RISPONDO: Come abbiamo spiegato, l'azione di un uomo ha ragione di merito o di demerito in rapporto ad altri, o a motivo della persona stessa interessata, o a motivo della collettività. Ora, in tutte e due le maniere i nostri atti, buoni o cattivi, costituiscono un merito o un demerito presso Dio. Per lui direttamente, in quanto è l'ultimo fine dell'uomo: infatti è doveroso riferire tutti gli atti all'ultimo fine, come abbiamo già visto. Perciò chi compie un atto cattivo, non riferibile a Dio, non salva l'onore di Dio nella sua qualità di ultimo fine. - In ordine poi alla collettività di tutto l'universo, poiché in ogni società chi è a capo di essa è tenuto principalmente a curare il bene comune: e quindi tocca a lui retribuire le azioni compiute bene o male nella collettività. Ma Dio è il moderatore e la guida di tutto l'universo, come abbiamo dimostrato nella Prima Parte; e in modo speciale delle creature ragionevoli. Perciò è evidente che gli atti umani diventano un merito o un demerito in rapporto a lui: altrimenti seguirebbe che Dio non prende cura delle azioni umane.
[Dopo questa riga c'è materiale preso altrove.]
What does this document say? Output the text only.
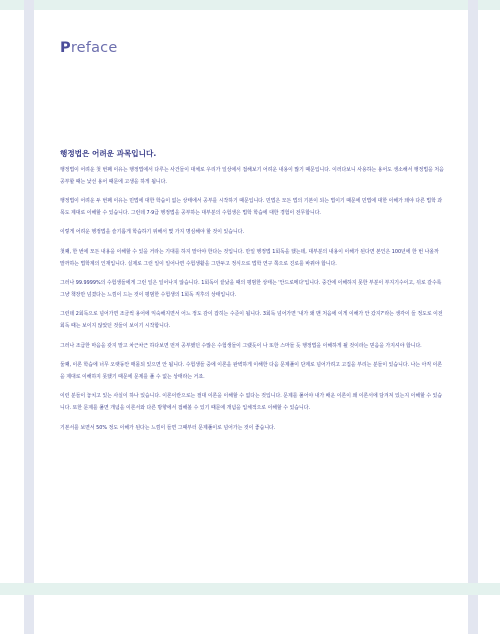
Preface
행정법은 어려운 과목입니다.

행정법이 어려운 첫 번째 이유는 행정법에서 다루는 사건들이 대체로 우리가 일상에서 접해보기 어려운 내용이 많기 때문입니다. 이러다보니 사용하는 용어도 생소해서 행정법을 처음 공부할 때는 낯선 용어 때문에 고생을 하게 됩니다.

행정법이 어려운 두 번째 이유는 민법에 대한 학습이 없는 상태에서 공부를 시작하기 때문입니다. 민법은 모든 법의 기본이 되는 법이기 때문에 민법에 대한 이해가 돼야 다른 법학 과목도 제대로 이해할 수 있습니다. 그런데 7‧9급 행정법을 공부하는 대부분의 수험생은 법학 학습에 대한 경험이 전무합니다.

이렇게 어려운 행정법을 슬기롭게 학습하기 위해서 몇 가지 명심해야 할 것이 있습니다.

첫째, 한 번에 모든 내용을 이해할 수 있을 거라는 기대를 하지 말아야 한다는 것입니다. 만일 행정법 1회독을 했는데, 대부분의 내용이 이해가 된다면 본인은 100년에 한 번 나올까 말까하는 법학계의 인재입니다. 실제로 그런 일이 일어나면 수험생활을 그만두고 정식으로 법학 연구 쪽으로 진로를 바꿔야 합니다.

그러나 99.9999%의 수험생들에게 그런 일은 일어나지 않습니다. 1회독이 끝났을 때의 평범한 상태는 '안드로메다'입니다. 중간에 이해하지 못한 부분이 부지기수이고, 뒤로 갈수록 그냥 책장만 넘겼다는 느낌이 드는 것이 평범한 수험생의 1회독 직후의 상태입니다.

그런데 2회독으로 넘어가면 조금씩 용어에 익숙해지면서 어느 정도 감이 잡히는 수준이 됩니다. 3회독 넘어가면 '내가 왜 맨 처음에 이게 이해가 안 갔지?'라는 생각이 들 정도로 이전 회독 때는 보이지 않았던 것들이 보이기 시작합니다.

그러나 조급한 마음을 갖지 말고 차근차근 하다보면 먼저 공부했던 수많은 수험생들이 그랬듯이 나 또한 스마들 듯 행정법을 이해하게 될 것이라는 믿음을 가지셔야 합니다.

둘째, 이론 학습에 너무 오랫동안 매몰되 있으면 안 됩니다. 수험생들 중에 이론을 완벽하게 이해한 다음 문제풀이 단계로 넘어가려고 고집을 부리는 분들이 있습니다. 나는 아직 이론을 제대로 이해하지 못했기 때문에 문제를 풀 수 없는 상태라는 거죠.

이런 분들이 놓치고 있는 사실이 하나 있습니다. 이론이란으로는 절대 이론을 이해할 수 없다는 것입니다. 문제를 풀어야 내가 배운 이론이 왜 이론서에 담겨져 있는지 이해할 수 있습니다. 또한 문제를 풀면 개념을 이론서와 다른 방향에서 접해볼 수 있기 때문에 개념을 입체적으로 이해할 수 있습니다.

기본서를 보면서 50% 정도 이해가 된다는 느낌이 들면 그때부터 문제풀이로 넘어가는 것이 좋습니다.
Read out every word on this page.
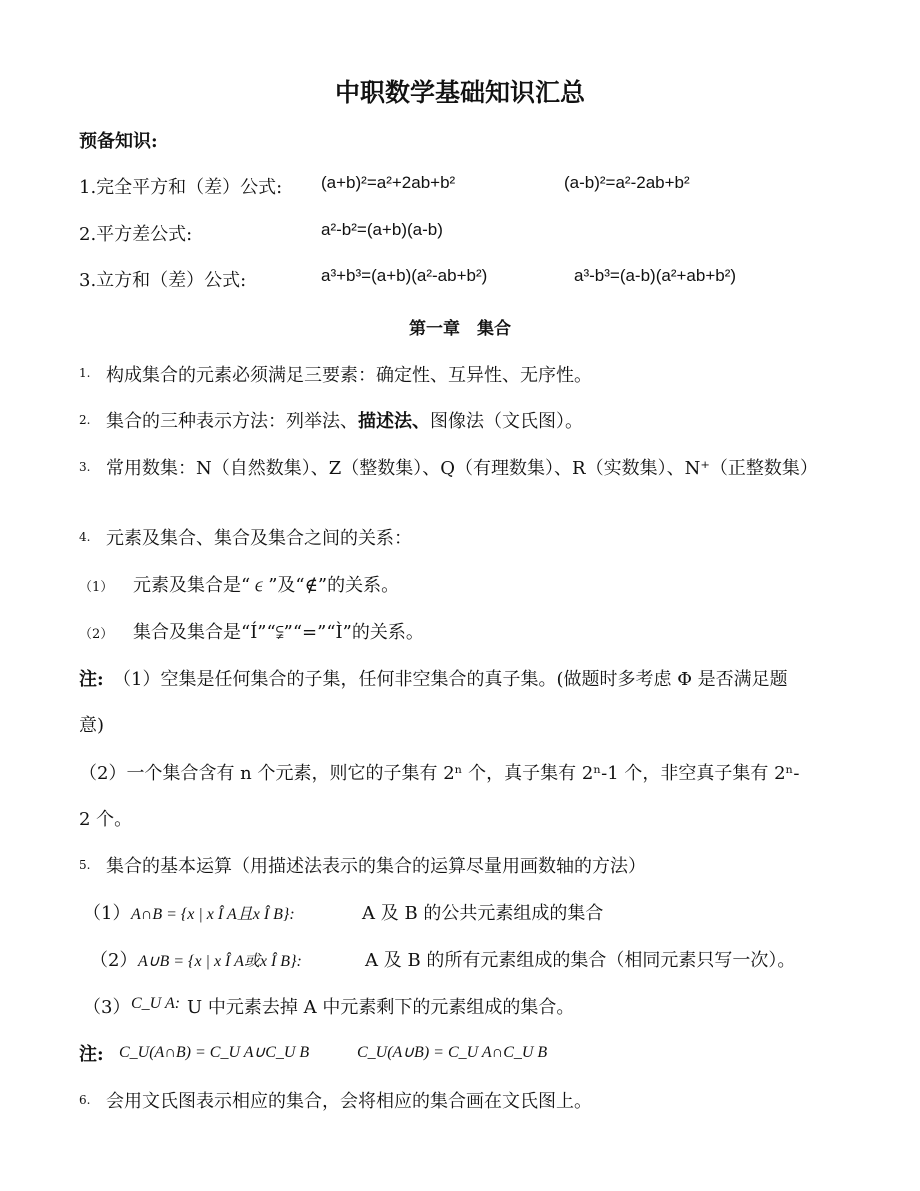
中职数学基础知识汇总
预备知识:
1.完全平方和（差）公式: (a+b)²=a²+2ab+b²	(a-b)²=a²-2ab+b²
2.平方差公式:	a²-b²=(a+b)(a-b)
3.立方和（差）公式:	a³+b³=(a+b)(a²-ab+b²)	a³-b³=(a-b)(a²+ab+b²)
第一章　集合
1. 构成集合的元素必须满足三要素：确定性、互异性、无序性。
2. 集合的三种表示方法：列举法、描述法、图像法（文氏图）。
3. 常用数集：N（自然数集）、Z（整数集）、Q（有理数集）、R（实数集）、N⁺（正整数集）
4. 元素及集合、集合及集合之间的关系：
（1） 元素及集合是“∊”及“∉”的关系。
（2） 集合及集合是“Í”“⫋”“=”“Ì”的关系。
注: （1）空集是任何集合的子集，任何非空集合的真子集。(做题时多考虑 Φ 是否满足题
意)
（2）一个集合含有 n 个元素，则它的子集有 2ⁿ 个，真子集有 2ⁿ-1 个，非空真子集有 2ⁿ-
2 个。
5. 集合的基本运算（用描述法表示的集合的运算尽量用画数轴的方法）
（1） A∩B = {x | x Î A且x Î B}:	A 及 B 的公共元素组成的集合
（2） A∪B = {x | x Î A或x Î B}:	A 及 B 的所有元素组成的集合（相同元素只写一次）。
（3） C_U A: U 中元素去掉 A 中元素剩下的元素组成的集合。
注: C_U(A∩B) = C_U A∪C_U B	C_U(A∪B) = C_U A∩C_U B
6. 会用文氏图表示相应的集合，会将相应的集合画在文氏图上。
[34512] Iª-IIae q. 21 a. 4 ad 1
Ad primum ergo dicendum quod per actum hominis Deo secundum se nihil potest accrescere vel deperire, sed tamen homo, quantum in se est, aliquid subtrahit Deo, vel ei exhibet, cum servat vel non servat ordinem quem Deus instituit.

 

[34512] Iª-IIae q. 21 a. 4 ad 1
SOLUZIONE DELLE DIFFICOLTÀ: 1. Le azioni umane non possono di suo né giovare né nuocere a Dio: tuttavia l'uomo, per quanto da lui dipende, sottrae o dà a Dio qualche cosa, osservando o non osservando l'ordine che Dio ha stabilito.

[34513] Iª-IIae q. 21 a. 4 ad 2
Ad secundum dicendum quod homo sic movetur a Deo ut instrumentum, quod tamen non excluditur quin moveat seipsum per liberum arbitrium, ut ex supradictis patet. Et ideo per suum actum meretur vel demeretur apud Deum.

 

[34513] Iª-IIae q. 21 a. 4 ad 2
2. L'uomo è mosso da Dio come uno strumento, in maniera però da non escludere la sua mozione personale, mediante il libero arbitrio, come è evidente, dalle cose già dette. Perciò mediante il suo agire egli può meritare o demeritare presso Dio.
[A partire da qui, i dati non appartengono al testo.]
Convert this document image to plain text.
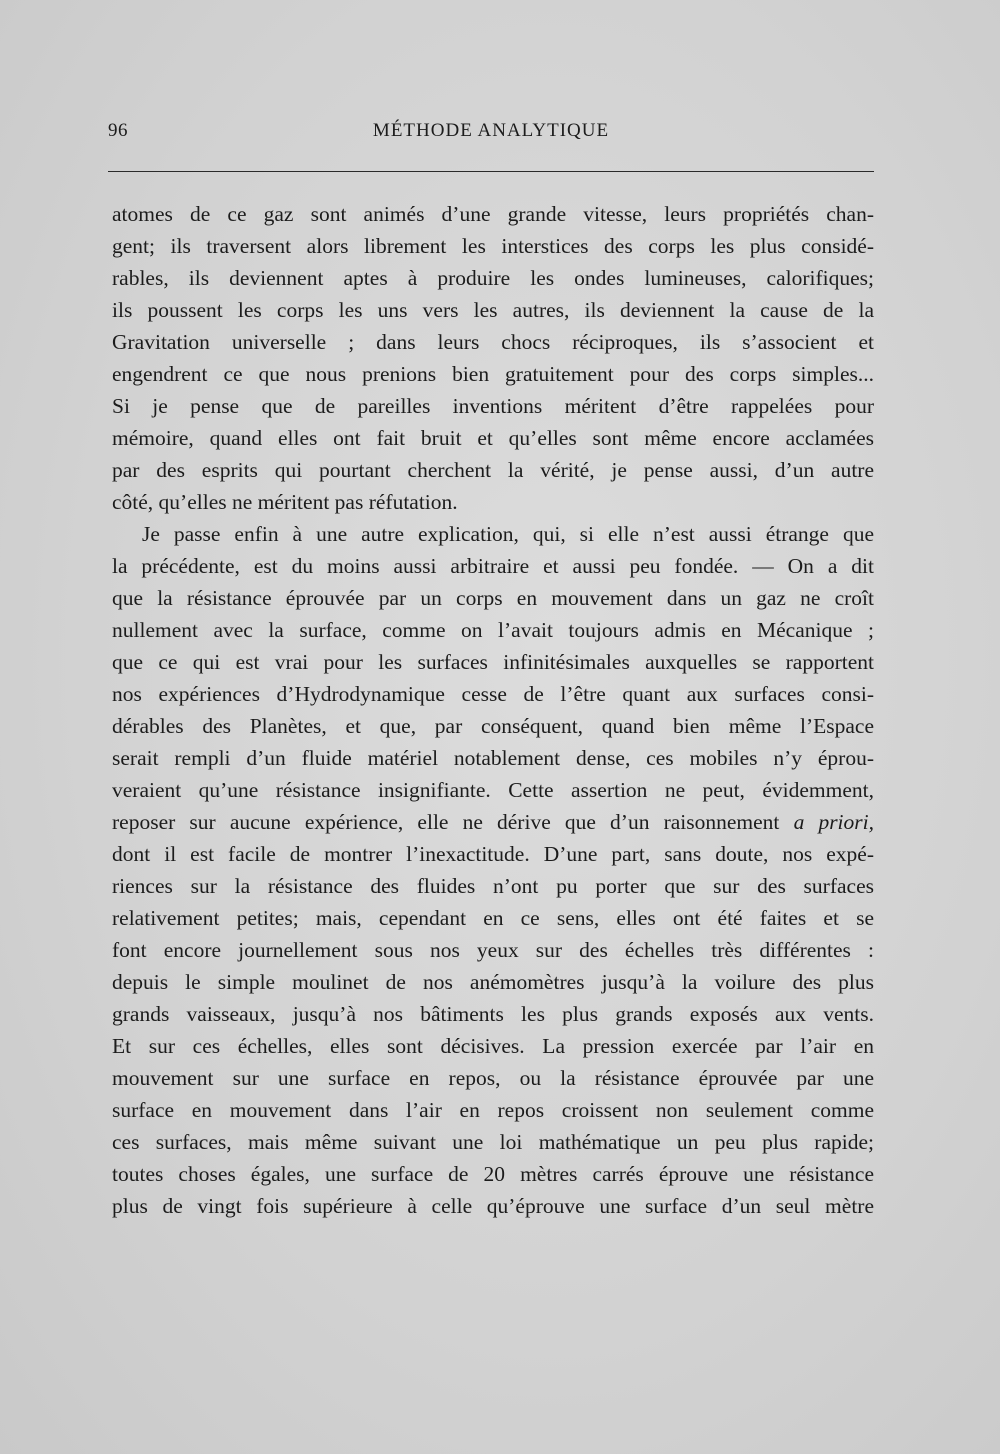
96	MÉTHODE ANALYTIQUE
atomes de ce gaz sont animés d’une grande vitesse, leurs propriétés chan-
gent; ils traversent alors librement les interstices des corps les plus considé-
rables, ils deviennent aptes à produire les ondes lumineuses, calorifiques;
ils poussent les corps les uns vers les autres, ils deviennent la cause de la
Gravitation universelle ; dans leurs chocs réciproques, ils s’associent et
engendrent ce que nous prenions bien gratuitement pour des corps simples...
Si je pense que de pareilles inventions méritent d’être rappelées pour
mémoire, quand elles ont fait bruit et qu’elles sont même encore acclamées
par des esprits qui pourtant cherchent la vérité, je pense aussi, d’un autre
côté, qu’elles ne méritent pas réfutation.
Je passe enfin à une autre explication, qui, si elle n’est aussi étrange que
la précédente, est du moins aussi arbitraire et aussi peu fondée. — On a dit
que la résistance éprouvée par un corps en mouvement dans un gaz ne croît
nullement avec la surface, comme on l’avait toujours admis en Mécanique ;
que ce qui est vrai pour les surfaces infinitésimales auxquelles se rapportent
nos expériences d’Hydrodynamique cesse de l’être quant aux surfaces consi-
dérables des Planètes, et que, par conséquent, quand bien même l’Espace
serait rempli d’un fluide matériel notablement dense, ces mobiles n’y éprou-
veraient qu’une résistance insignifiante. Cette assertion ne peut, évidemment,
reposer sur aucune expérience, elle ne dérive que d’un raisonnement a priori,
dont il est facile de montrer l’inexactitude. D’une part, sans doute, nos expé-
riences sur la résistance des fluides n’ont pu porter que sur des surfaces
relativement petites; mais, cependant en ce sens, elles ont été faites et se
font encore journellement sous nos yeux sur des échelles très différentes :
depuis le simple moulinet de nos anémomètres jusqu’à la voilure des plus
grands vaisseaux, jusqu’à nos bâtiments les plus grands exposés aux vents.
Et sur ces échelles, elles sont décisives. La pression exercée par l’air en
mouvement sur une surface en repos, ou la résistance éprouvée par une
surface en mouvement dans l’air en repos croissent non seulement comme
ces surfaces, mais même suivant une loi mathématique un peu plus rapide;
toutes choses égales, une surface de 20 mètres carrés éprouve une résistance
plus de vingt fois supérieure à celle qu’éprouve une surface d’un seul mètre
[34514] Iª-IIae q. 21 a. 4 ad 3
Ad tertium dicendum quod homo non ordinatur ad communitatem politicam secundum se totum, et secundum omnia sua, et ideo non oportet quod quilibet actus eius sit meritorius vel demeritorius per ordinem ad communitatem politicam. Sed totum quod homo est, et quod potest et habet, ordinandum est ad Deum, et ideo omnis actus hominis bonus vel malus habet rationem meriti vel demeriti apud Deum, quantum est ex ipsa ratione actus.

 

[34514] Iª-IIae q. 21 a. 4 ad 3
3. L'uomo non è ordinato alla società civile in forza di tutto il proprio essere, e di tutti i suoi beni: e quindi non è necessario che ogni suo atto sia meritorio o demeritorio in ordine alla società civile. Invece l'uomo, in tutto quello che forma il suo essere, il suo potere e il suo avere, dice ordine a Dio: e quindi ogni atto umano, buono o cattivo, ha un merito o un demerito presso Dio, per quanto esso vale come atto.